Si scrive anti-diffamazione, si legge bavaglio. Oggi a Tirana è prevista l’approvazione da parte del parlamento albanese del cosiddetto «pacchetto anti-diffamazione», la controversa riforma dei media che nelle intenzioni del premier socialista Edi Rama mira a contrastare la diffusione delle fake news, ma che fin dalla sua presentazione ha sollevato numerose critiche da parte di associazioni per la difesa di diritti umani, e di organismi internazionali quali Osce e Ue. La riforma infatti mette seriamente a rischio la libertà di espressione e l’esistenza stessa di molti media albanesi.

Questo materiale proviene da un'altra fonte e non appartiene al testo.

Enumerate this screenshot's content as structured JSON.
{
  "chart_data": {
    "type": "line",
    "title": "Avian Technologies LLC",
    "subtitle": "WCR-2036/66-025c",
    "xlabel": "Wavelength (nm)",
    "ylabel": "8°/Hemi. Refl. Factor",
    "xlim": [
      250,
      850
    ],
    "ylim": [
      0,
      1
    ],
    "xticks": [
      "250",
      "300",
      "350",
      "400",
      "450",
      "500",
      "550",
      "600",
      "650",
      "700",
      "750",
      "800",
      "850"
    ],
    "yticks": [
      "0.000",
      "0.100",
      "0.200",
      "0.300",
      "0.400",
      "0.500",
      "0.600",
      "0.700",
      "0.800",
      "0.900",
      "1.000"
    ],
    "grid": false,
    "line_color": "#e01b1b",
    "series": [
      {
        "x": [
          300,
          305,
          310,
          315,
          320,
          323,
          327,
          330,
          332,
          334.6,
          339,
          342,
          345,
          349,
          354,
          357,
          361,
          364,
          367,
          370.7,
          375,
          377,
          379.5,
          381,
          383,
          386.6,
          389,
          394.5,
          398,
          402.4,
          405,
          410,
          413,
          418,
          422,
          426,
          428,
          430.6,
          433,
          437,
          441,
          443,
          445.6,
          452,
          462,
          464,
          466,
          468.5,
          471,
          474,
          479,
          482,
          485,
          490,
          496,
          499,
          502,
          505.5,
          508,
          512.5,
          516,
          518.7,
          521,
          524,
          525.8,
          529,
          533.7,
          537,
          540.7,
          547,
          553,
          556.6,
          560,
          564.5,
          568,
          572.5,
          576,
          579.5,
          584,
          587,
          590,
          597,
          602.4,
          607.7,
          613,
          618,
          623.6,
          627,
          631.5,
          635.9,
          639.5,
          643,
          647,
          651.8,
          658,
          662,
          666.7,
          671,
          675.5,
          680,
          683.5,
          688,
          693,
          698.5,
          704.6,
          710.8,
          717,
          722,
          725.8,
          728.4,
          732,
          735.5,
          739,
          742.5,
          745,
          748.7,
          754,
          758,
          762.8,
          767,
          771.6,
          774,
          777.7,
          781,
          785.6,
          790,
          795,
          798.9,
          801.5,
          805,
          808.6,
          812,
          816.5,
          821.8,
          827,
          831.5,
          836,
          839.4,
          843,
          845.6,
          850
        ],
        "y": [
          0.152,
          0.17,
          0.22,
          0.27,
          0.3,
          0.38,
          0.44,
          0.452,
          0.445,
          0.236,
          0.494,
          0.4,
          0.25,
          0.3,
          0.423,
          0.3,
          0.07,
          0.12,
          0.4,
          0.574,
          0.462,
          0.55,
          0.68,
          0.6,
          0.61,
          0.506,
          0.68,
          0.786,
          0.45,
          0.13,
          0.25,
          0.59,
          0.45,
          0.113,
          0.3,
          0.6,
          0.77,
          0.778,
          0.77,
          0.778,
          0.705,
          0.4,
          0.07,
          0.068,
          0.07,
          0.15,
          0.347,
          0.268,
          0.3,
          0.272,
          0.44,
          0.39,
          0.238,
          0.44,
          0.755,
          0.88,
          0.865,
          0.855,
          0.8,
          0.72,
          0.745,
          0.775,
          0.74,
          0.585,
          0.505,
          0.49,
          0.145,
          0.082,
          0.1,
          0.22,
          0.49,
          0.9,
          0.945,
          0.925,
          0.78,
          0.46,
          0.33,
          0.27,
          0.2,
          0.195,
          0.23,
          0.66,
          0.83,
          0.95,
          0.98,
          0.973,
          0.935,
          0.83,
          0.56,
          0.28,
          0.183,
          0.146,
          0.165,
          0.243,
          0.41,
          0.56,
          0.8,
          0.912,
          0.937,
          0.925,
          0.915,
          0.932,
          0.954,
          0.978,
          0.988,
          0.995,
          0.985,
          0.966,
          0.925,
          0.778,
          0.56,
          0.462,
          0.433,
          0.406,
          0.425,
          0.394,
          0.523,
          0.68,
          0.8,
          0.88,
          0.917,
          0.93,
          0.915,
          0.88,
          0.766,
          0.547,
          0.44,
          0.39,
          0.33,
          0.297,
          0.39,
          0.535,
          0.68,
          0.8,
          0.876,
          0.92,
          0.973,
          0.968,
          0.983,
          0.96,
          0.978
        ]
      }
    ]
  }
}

Nell’ottobre dello scorso anno il premier albanese aveva annunciato un pacchetto anti-diffamazione che avrebbe introdotto multe salate per quei portali di informazione rei di diffondere fake news. I due disegni di legge sono stati poi presentati dal governo con qualche modifica nel luglio scorso, nel mezzo della più profonda crisi politico-istituzionale che ha attraversato l’Albania negli ultimi anni. La riforma contiene una serie di emendamenti che modificano la legge sui media audiovisivi e quella sulle comunicazioni elettroniche. Una riforma che secondo Reporters Without Border introduce un vero e proprio «regime di controllo amministrativo sui media online attraverso l’Autorità dei media audiovisivi (Ama)», un provvedimento definito «senza precedenti» nei sistemi democratici.

L’Ama è infatti un’autorità i cui membri vengono nominati e rimossi dai partiti politici. «Alla maggioranza in parlamento – spiega Koloreto Cukali, direttore esecutivo dell’organizzazione Albania Media Council – spetta la designazione del presidente e della maggioranza del board dell’Ama. La conseguenza è di sostituire un modello di auto-regolamentazione dei media online con un regime che pone i media sotto il controllo della maggioranza».

Nella riforma vengono poi introdotte tutta una serie di misure restrittive che possono essere imposte dall’Ama ai provider delle comunicazioni elettroniche, che vanno dalla rimozione forzata dei contenuti, alle sanzioni previste in caso di non meglio definite «violazioni della dignità e della privacy dei cittadini», alla possibilità di blocco dell’accesso a Internet «nei casi in cui i servizi di media elettronici possono favorire reati tra cui la pedopornografia, il terrorismo o la violazione della sicurezza nazionale».

«Nell’ordinamento albanese esiste già il reato di diffamazione, spiega Cukali, ma con questo pacchetto si punta ad accorciare i tempi: in 72 ore l’Ama prende in esame la richiesta di rimozione di un articolo online ad esempio e se riscontra delle violazioni della legge, può comminare fino a 4mila euro di multa. Una cifra enorme in Albania soprattutto per i portali di informazione. Approvare questa riforma, prosegue ancora Cukali, è un modo per esercitare una pressione indiretta sugli operatori del settore. Al giornalista non resterebbe che scegliere se autocensurarsi o pagare delle multe così alte da mettere a rischio l’esistenza del sito web».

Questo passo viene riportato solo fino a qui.